Health Canada has been tracking reported side-effects following COVID-19 vaccinations since early January. It notes that serious side-effects such as allergic reactions are rare, and says the benefits of the approved vaccines continue to outweigh the risks.
Up to March 19, 2021, Health Canada said there had been 2,530 reports of side-effects after COVID-19 vaccinations — that’s just under 68 reports per 100,000 doses administered. Of those side-effects, 320 were considered serious.
Slightly more of those adverse effects (1,444 with 263 serious ones) were reported from the Pfizer-BioNTech vaccine than from Moderna (1,079 with 54 serious). The Covishield vaccine (the Serum Institute of India’s version of AstraZeneca) had five total reported adverse effects, one of which was serious.
The most frequently reported serious adverse event was anaphylaxis, which happened in 59 cases, Health Canada said. There have been 24 post-vaccine deaths reported; 13 of them have been deemed unrelated to a vaccine, while 11 remain under investigation.
COVID-19 more serious than vaccines
Tokhmafshan encourages everyone to go through the ingredient lists for the vaccine varieties on Health Canada’s website, and share anything that stands out with their health care provider. She said the ingredient that could potentially cause an allergic reaction is polyethylene glycol, or PEG, although experts don’t yet understand why this may happen.
She said some reports of serious adverse events include rashes or long-lasting fevers, and those are not that serious when considered next to what they are designed to prevent.

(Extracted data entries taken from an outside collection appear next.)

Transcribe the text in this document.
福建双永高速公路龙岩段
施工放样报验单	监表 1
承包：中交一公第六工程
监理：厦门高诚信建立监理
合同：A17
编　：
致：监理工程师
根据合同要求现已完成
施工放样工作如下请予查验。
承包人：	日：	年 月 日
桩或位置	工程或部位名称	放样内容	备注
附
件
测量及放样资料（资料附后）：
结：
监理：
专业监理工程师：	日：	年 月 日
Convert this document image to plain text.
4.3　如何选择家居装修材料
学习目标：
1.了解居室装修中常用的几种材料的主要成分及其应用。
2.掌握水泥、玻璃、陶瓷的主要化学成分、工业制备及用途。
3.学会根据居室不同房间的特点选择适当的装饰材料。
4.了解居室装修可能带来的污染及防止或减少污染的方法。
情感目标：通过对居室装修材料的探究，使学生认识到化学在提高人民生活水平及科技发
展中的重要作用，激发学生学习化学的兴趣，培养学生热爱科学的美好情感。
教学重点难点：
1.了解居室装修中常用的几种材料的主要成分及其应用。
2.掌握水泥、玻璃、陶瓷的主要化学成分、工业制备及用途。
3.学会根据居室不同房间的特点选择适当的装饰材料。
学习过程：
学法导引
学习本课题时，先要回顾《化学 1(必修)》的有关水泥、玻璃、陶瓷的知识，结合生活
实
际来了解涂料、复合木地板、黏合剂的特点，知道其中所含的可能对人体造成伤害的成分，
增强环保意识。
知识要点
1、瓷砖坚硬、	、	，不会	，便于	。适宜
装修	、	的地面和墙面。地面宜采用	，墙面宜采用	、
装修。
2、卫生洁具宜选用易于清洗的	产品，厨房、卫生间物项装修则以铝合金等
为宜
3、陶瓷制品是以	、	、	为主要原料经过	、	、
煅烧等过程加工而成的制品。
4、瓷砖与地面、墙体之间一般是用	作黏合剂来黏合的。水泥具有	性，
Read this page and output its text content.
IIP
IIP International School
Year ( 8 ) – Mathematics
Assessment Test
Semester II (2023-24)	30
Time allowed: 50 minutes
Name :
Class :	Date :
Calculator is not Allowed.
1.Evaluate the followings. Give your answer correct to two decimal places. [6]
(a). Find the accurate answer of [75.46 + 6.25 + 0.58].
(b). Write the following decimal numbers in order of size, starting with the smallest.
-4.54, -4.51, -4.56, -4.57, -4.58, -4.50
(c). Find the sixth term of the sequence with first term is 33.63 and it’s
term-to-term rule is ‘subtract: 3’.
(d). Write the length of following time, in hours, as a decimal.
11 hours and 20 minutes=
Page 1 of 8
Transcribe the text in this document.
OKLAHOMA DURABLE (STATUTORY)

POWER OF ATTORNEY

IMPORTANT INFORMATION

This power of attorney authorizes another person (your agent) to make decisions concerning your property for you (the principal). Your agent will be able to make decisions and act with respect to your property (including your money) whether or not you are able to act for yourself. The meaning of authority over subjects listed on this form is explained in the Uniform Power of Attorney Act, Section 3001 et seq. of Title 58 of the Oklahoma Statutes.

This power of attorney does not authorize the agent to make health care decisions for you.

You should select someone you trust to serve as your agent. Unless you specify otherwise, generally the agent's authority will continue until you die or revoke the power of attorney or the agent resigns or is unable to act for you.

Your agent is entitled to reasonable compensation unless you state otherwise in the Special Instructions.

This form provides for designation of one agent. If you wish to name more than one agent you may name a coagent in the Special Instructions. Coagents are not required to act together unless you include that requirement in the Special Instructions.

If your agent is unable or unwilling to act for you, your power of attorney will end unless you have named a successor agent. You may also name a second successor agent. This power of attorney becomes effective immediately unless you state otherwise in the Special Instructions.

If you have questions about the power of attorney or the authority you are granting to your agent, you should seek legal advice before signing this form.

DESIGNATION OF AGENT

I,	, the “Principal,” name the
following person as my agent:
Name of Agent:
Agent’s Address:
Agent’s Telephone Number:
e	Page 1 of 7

“You look at the rate at which these adverse effects are occurring and their nature, and you compare it with COVID-19, the disease,” she said. “The risk of experiencing much more unpleasantness and sickness and disease because of the virus is a lot higher than from the vaccine.”
Health Canada monitoring
In an email statement to CBC P.E.I., a Health Canada spokesman said they are carefully monitoring the post-market (meaning after authorization) safety and effectiveness of authorized COVID-19 vaccines, and keeping Canadians informed by publishing information about adverse events.
For their part, Pfizer executives said in December that there had been no cases of severe allergic reactions to the vaccine during its late-stage clinical trial involving nearly 44,000 volunteers. However, that trial excluded people with a history of severe allergic reactions to any vaccine or to any of the Pfizer-BioNTech vaccine’s ingredients.
The trial did include about 6,000 participants with a range of allergic conditions such as pollen allergies and food allergies. Those participants had a history of symptoms including anaphylaxis, but Pfizer said there were no anaphylactic episodes related to the vaccine in the trial.